Inconformado com esta decisão, veio o requerido interpor recurso despedindo a sua motivação com as seguintes Conclusões: 1. Vem o presente recurso interposto do Douto Despacho da Mma. Juíza que entendeu aplicar ao Arguido, ora Recorrente, medida de garantia patrimonial de arresto preventivo, por entender existir “fundado receio de perda de garantia patrimonial”, nos termos do art.º 228.º do CPP.

  1. Tal Despacho encontra-se unicamente suportado, em termos probatórios, nos depoimentos das testemunhas E… e F… considerando que, de forma absolutamente, escorreita e categórica, por isso credível, propalaram os rumores que, pelo menos desde os finais de 2012, se vêm cristalizando na freguesia de Y..., concelho de Alvaiázere, de que, efectivamente, é intenção do arguido transferir a propriedade dos seus bens para os seus filhos, como forma de obviar ao pagamento de uma qualquer indemnização aos requerentes.

    Acontece, porém, que 3. O depoimento de E… (ouvida através do sistema CITIUS, produzido no dia 13 de Março de 2013, de 13-03-2013 10:17:29 a 13-03-2013 10:37:53) manifesta uma natureza vaga e indubitavelmente imprecisa, no entender do ora Requerente insuficiente para a determinação da medida de garantia patrimonial aplicada, de facto, a testemunha em momento algum consegue nomear a origem dos rumores, chegando a afirmar desconhecer a data da alegada reunião, declarando ainda desconhecer o respectivo conteúdo, acabando por nomear um seu funcionário (“caseiro”, nas palavras da Mma.

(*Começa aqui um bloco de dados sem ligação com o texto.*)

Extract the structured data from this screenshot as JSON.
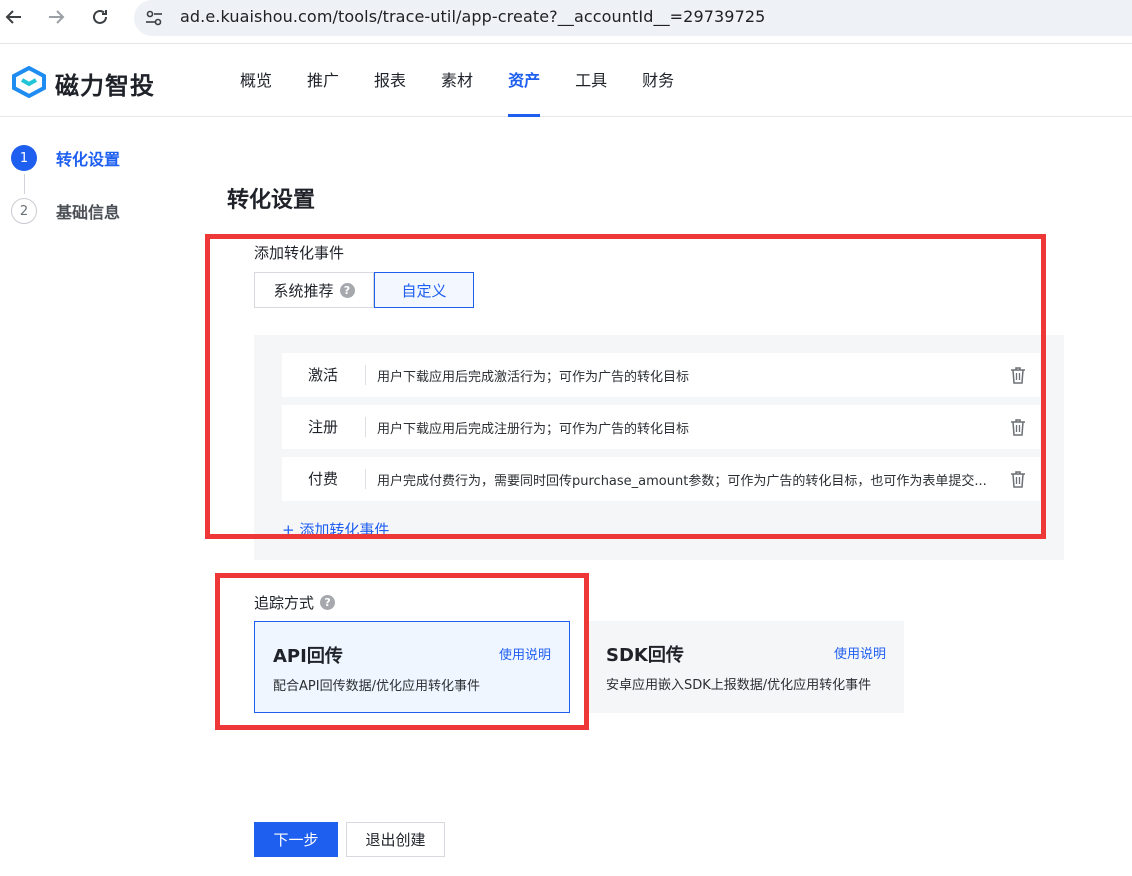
{
  "browser": {
    "back_icon": "arrow-left-icon",
    "forward_icon": "arrow-right-icon",
    "reload_icon": "reload-icon",
    "site_settings_icon": "tune-icon",
    "url": "ad.e.kuaishou.com/tools/trace-util/app-create?__accountId__=29739725"
  },
  "header": {
    "logo_icon": "magnet-logo-icon",
    "logo_text": "磁力智投",
    "nav_tabs": [
      {
        "label": "概览",
        "active": false
      },
      {
        "label": "推广",
        "active": false
      },
      {
        "label": "报表",
        "active": false
      },
      {
        "label": "素材",
        "active": false
      },
      {
        "label": "资产",
        "active": true
      },
      {
        "label": "工具",
        "active": false
      },
      {
        "label": "财务",
        "active": false
      }
    ]
  },
  "steps": [
    {
      "number": "1",
      "label": "转化设置",
      "active": true
    },
    {
      "number": "2",
      "label": "基础信息",
      "active": false
    }
  ],
  "page_title": "转化设置",
  "conversion": {
    "section_label": "添加转化事件",
    "segments": {
      "system": "系统推荐",
      "custom": "自定义"
    },
    "events": [
      {
        "name": "激活",
        "desc": "用户下载应用后完成激活行为；可作为广告的转化目标"
      },
      {
        "name": "注册",
        "desc": "用户下载应用后完成注册行为；可作为广告的转化目标"
      },
      {
        "name": "付费",
        "desc": "用户完成付费行为，需要同时回传purchase_amount参数；可作为广告的转化目标，也可作为表单提交..."
      }
    ],
    "add_event_label": "+ 添加转化事件"
  },
  "tracking": {
    "section_label": "追踪方式",
    "cards": [
      {
        "title": "API回传",
        "link": "使用说明",
        "desc": "配合API回传数据/优化应用转化事件",
        "selected": true
      },
      {
        "title": "SDK回传",
        "link": "使用说明",
        "desc": "安卓应用嵌入SDK上报数据/优化应用转化事件",
        "selected": false
      }
    ]
  },
  "footer": {
    "next_label": "下一步",
    "exit_label": "退出创建"
  },
  "colors": {
    "primary": "#1e5ff0",
    "annotation_red": "#ee3838"
  }
}
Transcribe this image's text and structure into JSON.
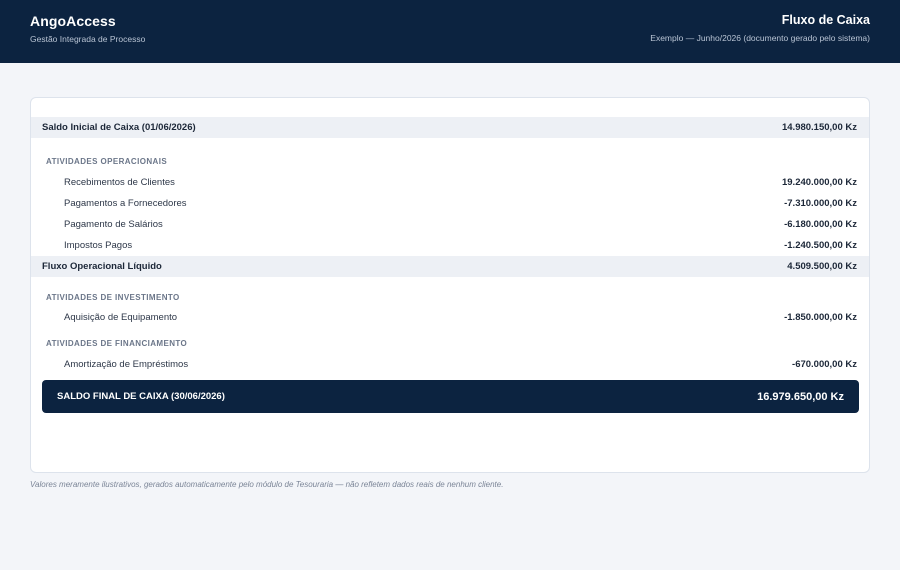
{
  "header": {
    "brand": "AngoAccess",
    "brand_subtitle": "Gestão Integrada de Processo",
    "title": "Fluxo de Caixa",
    "subtitle": "Exemplo — Junho/2026 (documento gerado pelo sistema)"
  },
  "statement": {
    "opening": {
      "label": "Saldo Inicial de Caixa (01/06/2026)",
      "amount": "14.980.150,00 Kz"
    },
    "operating": {
      "title": "ATIVIDADES OPERACIONAIS",
      "items": [
        {
          "label": "Recebimentos de Clientes",
          "amount": "19.240.000,00 Kz"
        },
        {
          "label": "Pagamentos a Fornecedores",
          "amount": "-7.310.000,00 Kz"
        },
        {
          "label": "Pagamento de Salários",
          "amount": "-6.180.000,00 Kz"
        },
        {
          "label": "Impostos Pagos",
          "amount": "-1.240.500,00 Kz"
        }
      ],
      "net": {
        "label": "Fluxo Operacional Líquido",
        "amount": "4.509.500,00 Kz"
      }
    },
    "investing": {
      "title": "ATIVIDADES DE INVESTIMENTO",
      "items": [
        {
          "label": "Aquisição de Equipamento",
          "amount": "-1.850.000,00 Kz"
        }
      ]
    },
    "financing": {
      "title": "ATIVIDADES DE FINANCIAMENTO",
      "items": [
        {
          "label": "Amortização de Empréstimos",
          "amount": "-670.000,00 Kz"
        }
      ]
    },
    "closing": {
      "label": "SALDO FINAL DE CAIXA (30/06/2026)",
      "amount": "16.979.650,00 Kz"
    }
  },
  "footnote": "Valores meramente ilustrativos, gerados automaticamente pelo módulo de Tesouraria — não refletem dados reais de nenhum cliente."
}
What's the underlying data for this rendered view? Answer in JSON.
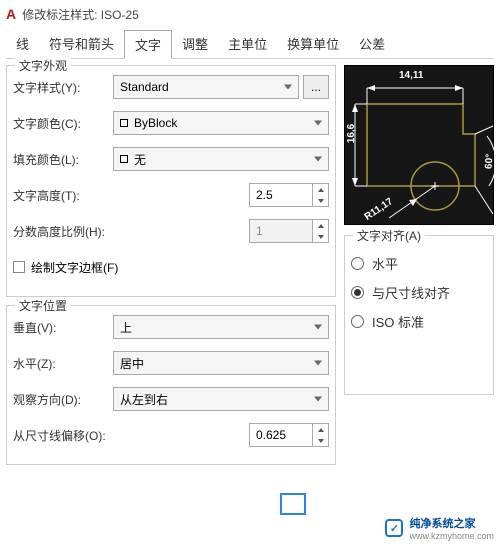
{
  "title": "修改标注样式: ISO-25",
  "tabs": {
    "t0": "线",
    "t1": "符号和箭头",
    "t2": "文字",
    "t3": "调整",
    "t4": "主单位",
    "t5": "换算单位",
    "t6": "公差"
  },
  "appearance": {
    "legend": "文字外观",
    "style_label": "文字样式(Y):",
    "style_value": "Standard",
    "color_label": "文字颜色(C):",
    "color_value": "ByBlock",
    "fill_label": "填充颜色(L):",
    "fill_value": "无",
    "height_label": "文字高度(T):",
    "height_value": "2.5",
    "frac_label": "分数高度比例(H):",
    "frac_value": "1",
    "frame_label": "绘制文字边框(F)",
    "more": "..."
  },
  "placement": {
    "legend": "文字位置",
    "vert_label": "垂直(V):",
    "vert_value": "上",
    "horiz_label": "水平(Z):",
    "horiz_value": "居中",
    "dir_label": "观察方向(D):",
    "dir_value": "从左到右",
    "offset_label": "从尺寸线偏移(O):",
    "offset_value": "0.625"
  },
  "align": {
    "legend": "文字对齐(A)",
    "r1": "水平",
    "r2": "与尺寸线对齐",
    "r3": "ISO 标准"
  },
  "preview": {
    "d1": "14,11",
    "d2": "16,6",
    "d3": "R11,17",
    "d4": "60°"
  },
  "watermark": {
    "name": "纯净系统之家",
    "url": "www.kzmyhome.com"
  }
}
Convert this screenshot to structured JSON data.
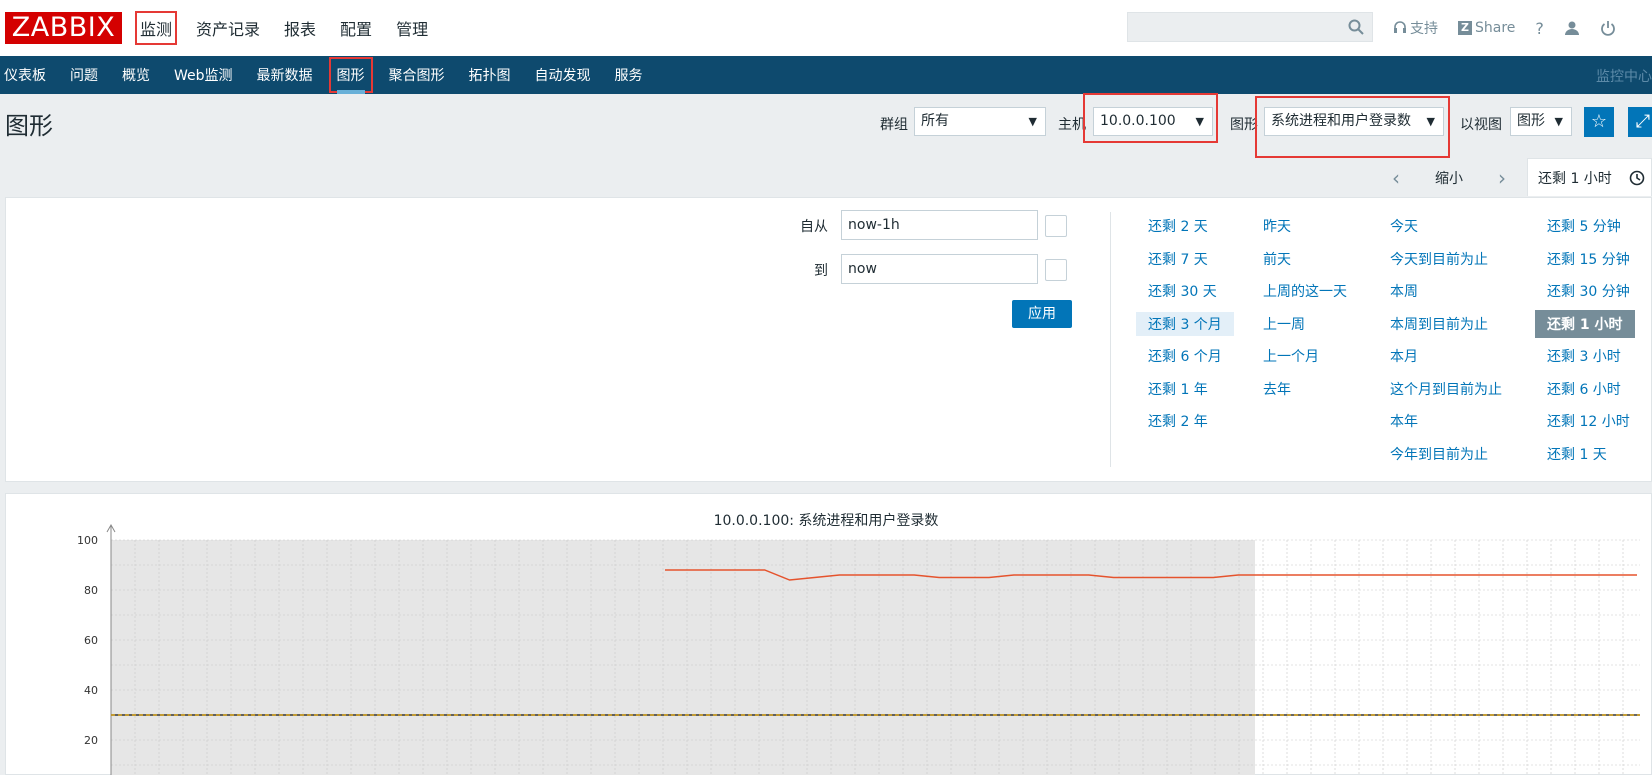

Juíza.), depois de instada.

  2. O depoimento de F… (ouvida através do sistema CITIUS, produzido no dia 18 de Março de 2013, de 18-03-2013 10:46:21 a 18-03-2013 11:03:49) vem, a final, confirmar que se trata de testemunho “a pedido”, verdadeiramente contrafeito, instruído de forma a colmatar o malogro do primeiro depoimento, que se revelou insuficiente de justificar o “fundado receio de perda de garantia patrimonial” indispensável à aplicação de medida de garantia patrimonial, de facto, a testemunha, em momento algum, confirma saber de intenções de partilha do Arguido (nomeadamente dos seus filhos), não tendo em momento algum, confirmado ter falado com a testemunha E.... Acresce que a testemunha revela inúmeras dificuldades em precisar qualquer razão de ciência, remetendo sempre a justificação do seu depoimento para vozes públicas, cujos autores não conseguem, de modo algum identificar.

    Face ao exposto, 5. Nesse sentido, não pode o Recorrente deixar de manifestar o seu mais veemente repúdio pelo teor da fundamentação aduzida em sede de despacho recorrido, pois, após audição dos depoimentos realizados, se conclui que, na verdade, estes foram tudo menos absolutamente escorreitos e categóricos ou credíveis.

    Aliás, o Douto Despacho é manifestamente injusto e iníquo, totalmente desgarrado da realidade probatória produzida nos autos. Por esse motivo, face a toda a prova produzida em sede de audiência e discussão em julgamento, nunca poderia a Mma. Juíza chegar a tal entendimento.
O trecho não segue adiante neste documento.